Nemmeno in Minecraft, nemmeno in un rendering la perfezione geometrica dei bossi di Villa Getty, frutto di un esercito di giardinieri asperger, tra le copie delle copie romane e muri che sembrano una parodia di Villa Giulia. O le fontane e le statue nel garden dell’altro Getty – perché un vanity project multimiliardario non basta, ne servono almeno due: diversificazione del portfolio, su un colle le statue etrusche, sull’altro i Rembrandt.

E poi il LACMA con i lampioni di Burden instagrammabilissimi tutti ordinati, e l’Hammer con le sue vetratone un po’ studio di yoga, e le passeggiate tra le bianchissime gallerie di Rodeo Drive dove la gente chiama ancora Basquiat per nome. E i Frank Gehry e i Richard Meier, tutto così riflettente. Stanchi dei perfettissimi musei californiani “sotto la luce losangelena fulgida come in Grecia” (cit. Arbasino) serve una pausa nell’altra direzione, verso quell’altro estremo americano che è la soffocante enciclopedizzazione ironica in stanze senza finestre, con l’odore di moquette e di proiettori accesi e carta da parati un po’ slabbrata, in quel mondo postmoderno (letterario non architettonico) che è il Museum of Jurassic Technology. Realtà, artificio, un museo pieno di cose fasulle ma che sembrano vere e (forse) viceversa. A un certo punto, display dopo display, smettiamo di chiedercelo. Consigliatoci da Michael Cunningham e da Jonatham Lethem e da altri creativi che vivono o hanno vissuto a LA. Un multiverso dove fuggire dalla perfezione dei supermercati Erewhon che sembrano showroom di Montenapoleone e i marciapiedi inutilizzati coi robottini Coco che rimpiazzano i rider. “You are gonna love it”, ti dicono. Perché è diverso. Un mood che si trova forse solo in qualche flea market. Massimo hipsterismo delle origini, come note a piè di pagina di DFW o digressioni di Pynchon, con quel tocco folk dei roaring twenties, del ragtime. Strumenti ottici, mosaici così piccoli da esser visibili solo coi microscopi, una cappella con pitture di animali esoterici, ritratti di cani cosmonauti, modellini di roulotte, uova di formiche, topini impagliati su fette di toast, mille giochi di parole intraducibili. Vietato fare fotografie, vietato proprio usare il telefono dentro l’edificio. Sul tetto ti offrono il tè col samovar in un terrazzo pieno di tortorelle dal collare, e uccellini col becco rosso tra piante in vasi di bronzo. Un piccolo altare per un cane morto tra icone ucraine.

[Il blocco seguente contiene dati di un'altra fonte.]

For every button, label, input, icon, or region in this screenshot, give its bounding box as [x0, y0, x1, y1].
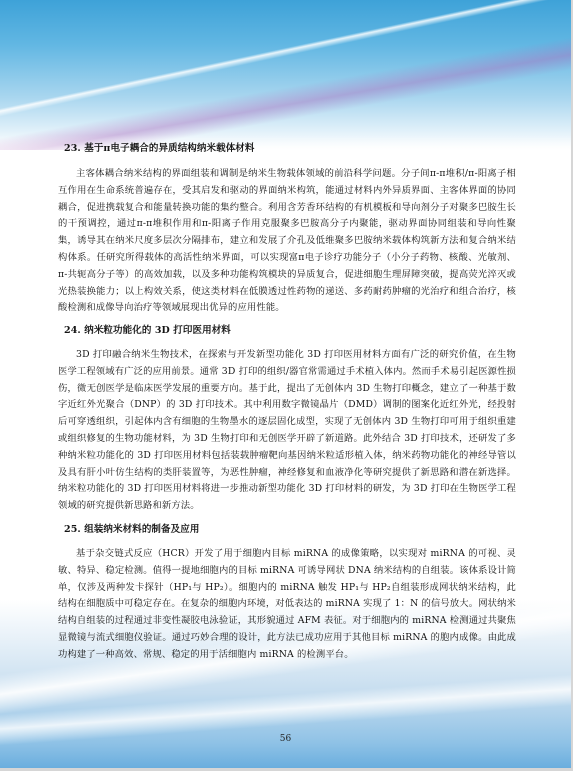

Forse per un europeo troppo amatoriale questa boutade così tangibile, ma che è davvero l’essenza barcollante del pioniere razionalista che costruisce la frontiera, il tentativo di creare la storia in una terra apparentemente vergine. Oltre a sfottere il dilettantesco wundercammerismo dei magnati urbani, quelli del petrolio e delle ferrovie, è anche tutta una frecciatina all’idea stessa di musealizzazione, di scienza come faro, di didascalia come verità, dello show and tell circense – venghino signori. Ma anche velato rispetto per i tentativi disperati di sbrogliare misteri, di costruire teorie bizzarre. E non poteva che essere qui un posto del genere, dove tutto è costante illusione, intrattenimento. La stessa facciata del museo sembra una parete degli studios, di una finta main street disneyana.